I wake up to my alarm playing "Tell Me About Tomorrow" by JXDN. I quickly turn over turning it off. I get up and shower quickly getting dressed seeing that I have thirty minutes til my therapist appointment AJ is making Maddie, Maggie, Sabrina, and I all go. Today is my session since I am the only one not working today. I never thought I would say this but I wish I didn't have today off. I still think AJ is insane for making me and my sisters do this. One thing the orphanage taught us was to never talk about our emotions. I told Caleb and Gaten about AJ wanting us to go to therapy and they surprisingly supported AJ's decision. I lay in bed knowing I have time before I have to leave so I start to scroll until AJ yells for me to come down. I roll my eyes knowing I'll have to talk to AJ as I walk into the kitchen.
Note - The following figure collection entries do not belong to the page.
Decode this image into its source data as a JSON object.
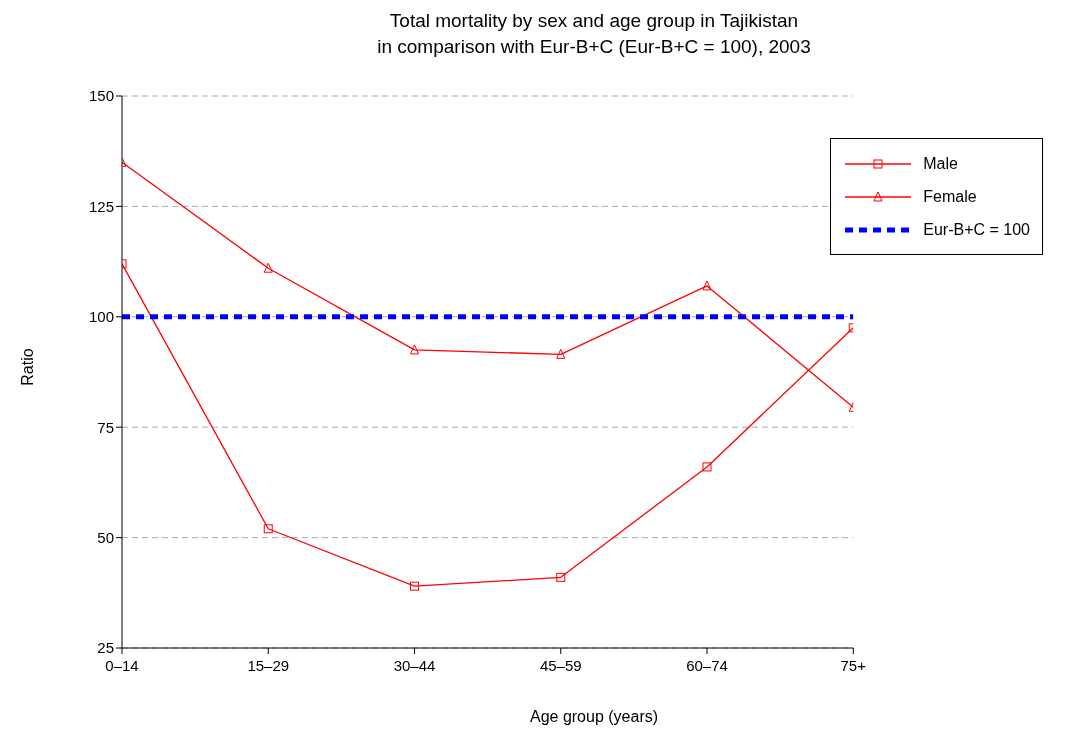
{
  "chart_data": {
    "type": "line",
    "title": "Total mortality by sex and age group in Tajikistan\nin comparison with Eur-B+C (Eur-B+C = 100), 2003",
    "xlabel": "Age group (years)",
    "ylabel": "Ratio",
    "categories": [
      "0–14",
      "15–29",
      "30–44",
      "45–59",
      "60–74",
      "75+"
    ],
    "series": [
      {
        "name": "Male",
        "color": "#ff0000",
        "marker": "square",
        "line_style": "solid",
        "values": [
          112,
          52,
          39,
          41,
          66,
          97.5
        ]
      },
      {
        "name": "Female",
        "color": "#ff0000",
        "marker": "triangle",
        "line_style": "solid",
        "values": [
          135,
          111,
          92.5,
          91.5,
          107,
          79.5
        ]
      },
      {
        "name": "Eur-B+C = 100",
        "color": "#0000ff",
        "marker": "none",
        "line_style": "dashed",
        "values": [
          100,
          100,
          100,
          100,
          100,
          100
        ]
      }
    ],
    "ylim": [
      25,
      150
    ],
    "yticks": [
      25,
      50,
      75,
      100,
      125,
      150
    ],
    "grid": "y",
    "legend": "top right"
  }
}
"Sadie do you want anything to eat before therapy?" AJ asks politely rubbing my back before tucking the hair in front of my face behind my ear

"No I'm good. I am not hungry right now." I say quickly leaving AJ's reach and sitting at the table after pouring myself some apple juice

"Where's the appointment?" I ask realizing I don't know where she is taking me for all I know she could be dropping me off at another orphanage deciding not to come back

"It's right near the library." AJ answers smiling as she grabs the dirty dishes my sisters left on the table earlier this morning bringing them to the sink

"Is my teacher coming here after this appointment you are forcing me to go to?" I ask finishing my juice as I stand up and bring my cup in the sink

"I called your teacher already I told her you don't need her to come today. The therapist told me to do that he said you'd be tired after the appointment and having your teacher come over today after wasn't the best idea." AJ answers as she quickly turns around finishing the dishes

"Alright let's head out we have twenty minutes to get you to your appointment. They want you there early so I can fill out some paperwork." AJ says as we head out to the car

"Are you going to work after my appointment?" I ask buckling as I get in the backseat hoping I wouldn't be stuck with her alone all day

"Not today honey I took today off so I could be with you." AJ says smiling as she looks at me through the rearview mirror

"You know you could just drop me off at the house after the appointment and go to work." I state annoyed as I roll my eyes

"Well with your sisters and yours track records of sneaking out and ignoring the rules I thought leaving you home alone isn't really an option. I want you to know you and your sisters lost my trust until you can prove to me you guys won't keep making these bad decisions." AJ says seriously as she pulls up to a stoplight

"Is that your attempt to make me feel bad about everything? If so that is a lame attempt. If anything you should feel bad for what you did to Sabrina, Maddie, Maggie, and I." I say laughing as AJ raises an eyebrow looking at me

"No I am just telling you the truth. Sometimes I wish you guys would think things through before doing it." AJ mutters under her breath as she shakes her head

"What mommy you're not proud of who my sisters and I grew up to be?" I ask sarcastically smirking

"I know why you're acting out you're trying to see if I'll give you away. I know you and your sisters have a wall up. You guys have all the right too. I want you to know though this is why I'm taking you girls to therapy I'm hoping Dr Edward can teach you how to cope with all this anger you all have." AJ says making me roll my eyes shaking my head

"Whatever. You're never gonna listen to what I want anyway. I am used to you not caring about what I want anyway." I say honestly as I put my headphones on playing "Strangers" by Halsey looking out the window

I don't get why she can't just see why I don't want to do this whole therapy thing. I have never had an easy time opening up to people. It took me a whole year to trust Gaten and Caleb before telling them my whole life story. Everything that's happened to me has taught me not to trust people. I have a bad feeling this therapy appointment is gonna open up things that shouldn't be opened. I close my eyes getting lost in my music ignoring the nervous sinking feeling creeping in my stomach.